„Verunsicherung in verantwortungsloser Art“

Friedbert Pflüger (CDU), Vorsitzender des Europa-Ausschusses im Bundestag, nennt Verheugens Äußerung zu Volksentscheiden „unsinnig“

taz: Herr Pflüger, warum sind Sie gegen den Vorschlag des EU-Kommissars Günter Verheugen, ein Referendum über die Aufnahme neuer EU-Mitglieder durchzuführen?

Friedbert Pflüger: Deutschland hat sich nach den schlimmen Erfahrungen der Weimarer Republik bewusst dagegen entschieden, auf Bundesebene Volksentscheide durchzuführen.

Trotzdem ist das Grundgesetz auch in diesem Falle reformierbar.

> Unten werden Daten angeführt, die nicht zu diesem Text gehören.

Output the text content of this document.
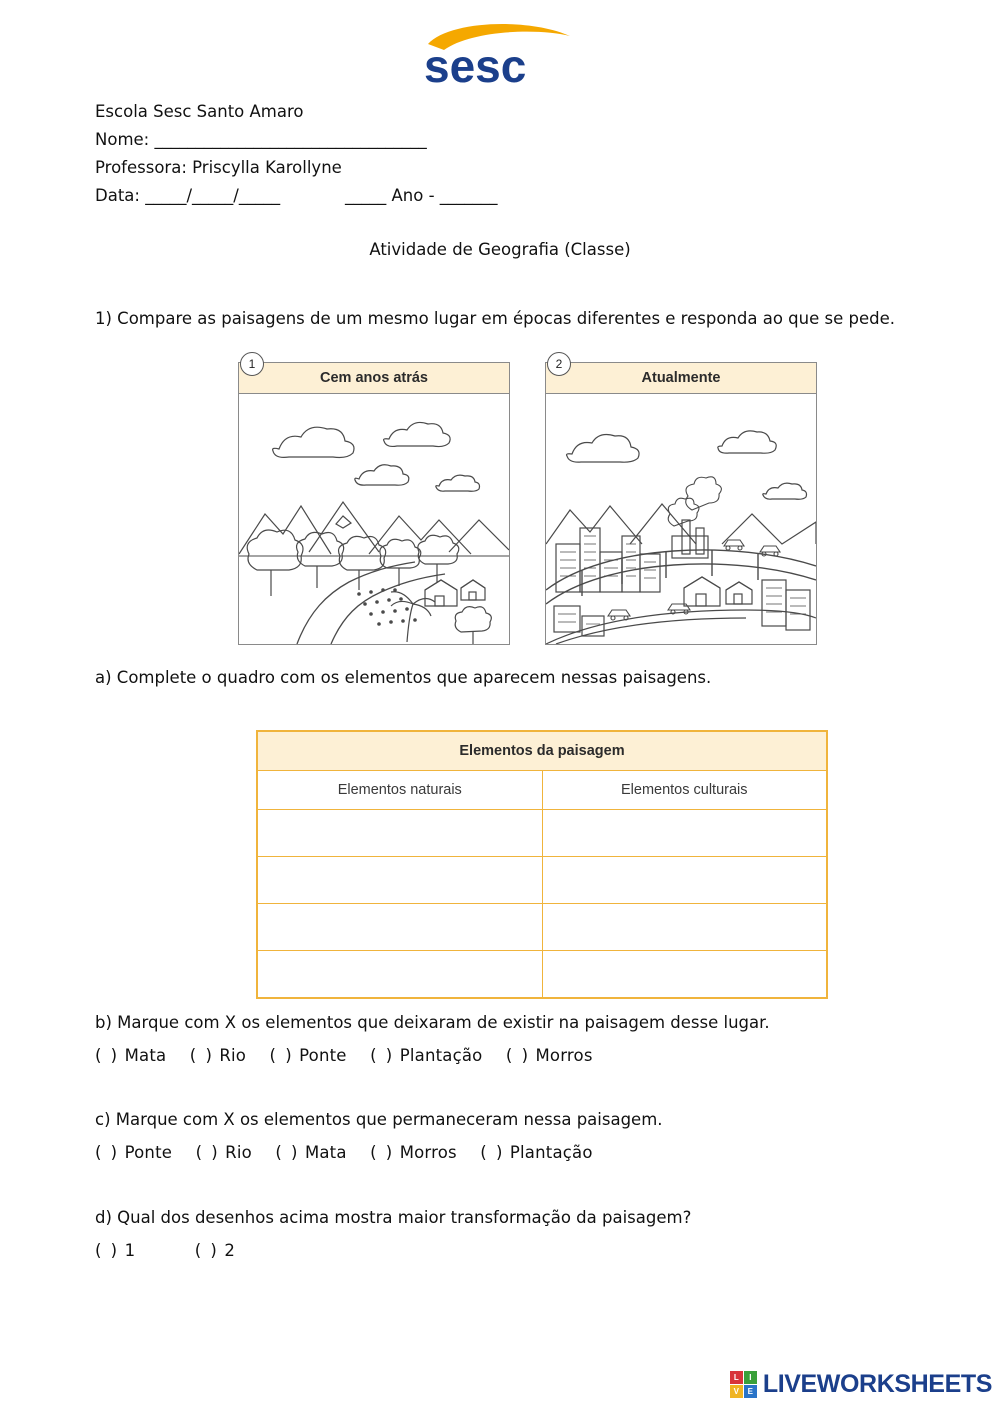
sesc
Escola Sesc Santo Amaro
Nome: _________________________________
Professora: Priscylla Karollyne
Data: _____/_____/_____	_____ Ano - _______
Atividade de Geografia (Classe)
1) Compare as paisagens de um mesmo lugar em épocas diferentes e responda ao que se pede.
1
Cem anos atrás
2
Atualmente
a) Complete o quadro com os elementos que aparecem nessas paisagens.
Elementos da paisagem	
Elementos naturais	Elementos culturais

b) Marque com X os elementos que deixaram de existir na paisagem desse lugar.
( ) Mata ( ) Rio ( ) Ponte ( ) Plantação ( ) Morros
c) Marque com X os elementos que permaneceram nessa paisagem.
( ) Ponte ( ) Rio ( ) Mata ( ) Morros ( ) Plantação
d) Qual dos desenhos acima mostra maior transformação da paisagem?
( ) 1	( ) 2
L	I
V	E LIVEWORKSHEETS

Selbstverständlich kann man darüber diskutieren, ob plebiszitäre Elemente gestärkt werden. Nur: Wenn wir uns grundsätzlich für Volksabstimmungen im Grundgesetz aussprechen, dann müssen wir auch die negativen Folgen in Kauf nehmen.

Konkret?

Dann wird es womöglich Abstimmungen über die Todesstrafe oder die Höhe der Zahl der Asylbewerber in Deutschland geben.

Vergleichen Sie nicht Äpfel mit Birnen?

Keineswegs. Man kann nicht Volksabstimmungen nur für bestimmte Bereiche verlangen. Weil das Thema nun mal so komplex ist, kann man auch nicht, wie Herr Verheugen das tut, einfach mal einen Vorschlag in den Raum werfen.

In Dänemark wird am 28. September über den Beitritt zur Euro-Zone in einem Volksentscheid entschieden.

Andere Länder haben andere Traditionen, die gewachsen sind. Ich glaube aber, dass weder in Dänemark noch in Deutschland solche Entscheidungen wie die EU-Erweiterung oder die Einführung des Euro auf einen Punkt gebracht werden können. Dazu eignet sich das Instrument der Volksabstimmung nicht. Hier sind immer differenzierte Lösungen gefragt.

Haben Sie Angst, dass eine Volksabstimmung eine EU-feindliche Stimmung verstärkt?

Ich habe keine Angst davor. Das Projekt der EU-Erweiterung ist mehrheitsfähig in unserem Land.

In einer von der EU in Auftrag gegebenen neuen Studie heißt es, nur 20 Prozent der Deutschen hielten die EU-Erweiterung für vordringlich.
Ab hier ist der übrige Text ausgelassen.